Surviving with Flowers

This morning I was delighted to find a single daffodil blooming and “dancing” in the wind in my garden. Spring arrived two days early, I thought. The first daffodil pushing up through grey and lifeless dirt was a promise that nature renews itself with regularity each year, a promise for my summer gardens of pink ice plant, purple salvia, and others to come later, and a promise that my life will be beautiful. 

William Wordsworth said it best in his famous poem, “Daffodils.” As a child this was one of my favorite poems.
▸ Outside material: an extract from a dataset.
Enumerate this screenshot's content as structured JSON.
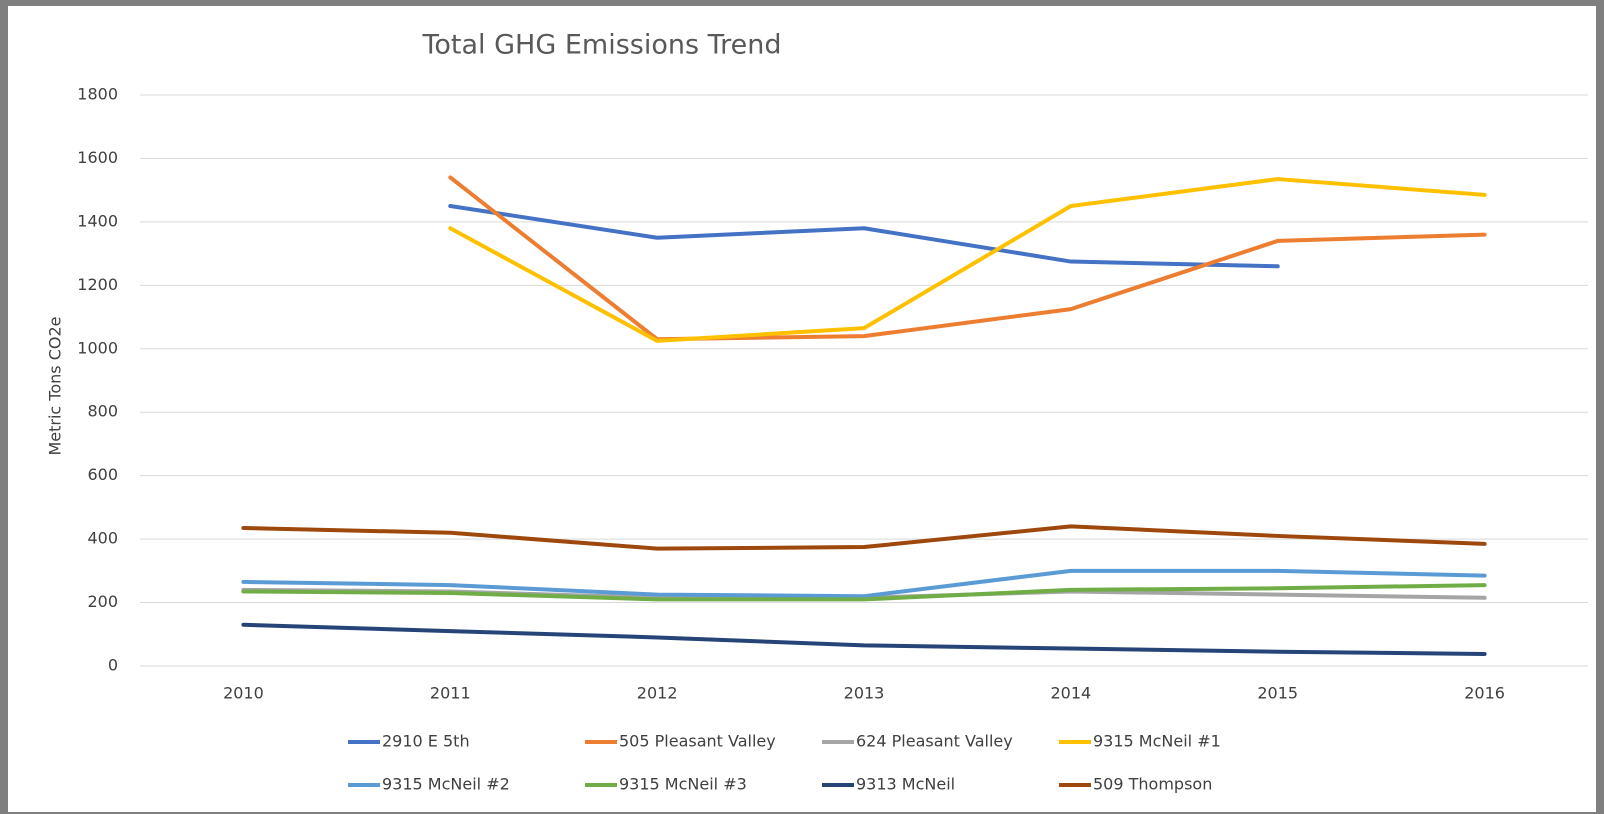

“I wandered lonely as a cloud

That floats on high o’er vales and hills,

When all at once I saw a crowd,

A host, of golden daffodils;

Beside the lake, beneath the trees

Fluttering and dancing in the breeze….”

In 1953 I was nine, living in western Massachusetts with my parents and little brother. Winters were freezing cold and long. The neighborhood children and I ice-skated on a farm pond almost every day after school, but in March, when the ice began to thaw, it was time to look for signs of spring. I watched for robins to return, for leaf buds to swell on branches, and my favorite: watching for skunk cabbages to poke up in leaf litter next to a small stream deep in our woods. Their green, purple, and brown-splotched pointed hoods covered a very bad-smelling interior. These harbingers of spring meant that fun jack-in-the-pulpits would follow, then bright yellow cowslips, and purple trilliums. 

In 1953 I needed something that I could count on, something that was beautiful, and something that I could look forward to each year. These early flowers, simple signs of spring, were reassurance in my world of hurt and pain. 

My maternal grandmother, about an hour away, reinforced my search for springtime renewal when I visited her. She knew the best hunting grounds for pussy-willows and pink lady-slippers. After farm chores were complete, I remember her taking my mittened hand and trudging through a wooded marshy area. Spying the first pussy-willows, tiny catkins bursting from still bare branches, was ultimate satisfaction. She pocketed my mittens while encouraging me to touch their soft silkiness, then deftly clipped a few branches for an indoor bouquet. 

Pink lady-slippers, as far as the eye could see, carpeted a drier section of the forest. The delicate pink slipper-shaped flower fascinated me. Maybe miniature beings frolicked in these slippers—like in a fairy tale. I picked just a few because my grandmother said we needed to leave some to be sure there would always be lady-slippers to enjoy. 

Today I looked for signs of spring, but in my own garden. In contrast to 1953, my daffodils reminded me that now I have a life with countless factors I can depend on, and a beautiful life that I can look forward to each day.

If we gave someone a special gift, we might have given flowers, even from our own garden, because of their beauty and their symbolism of hope, encouragement, gratitude, or love. In early spring of 1953 and throughout each springtime of my tumultuous childhood, flowers were the consistent promise of a better life.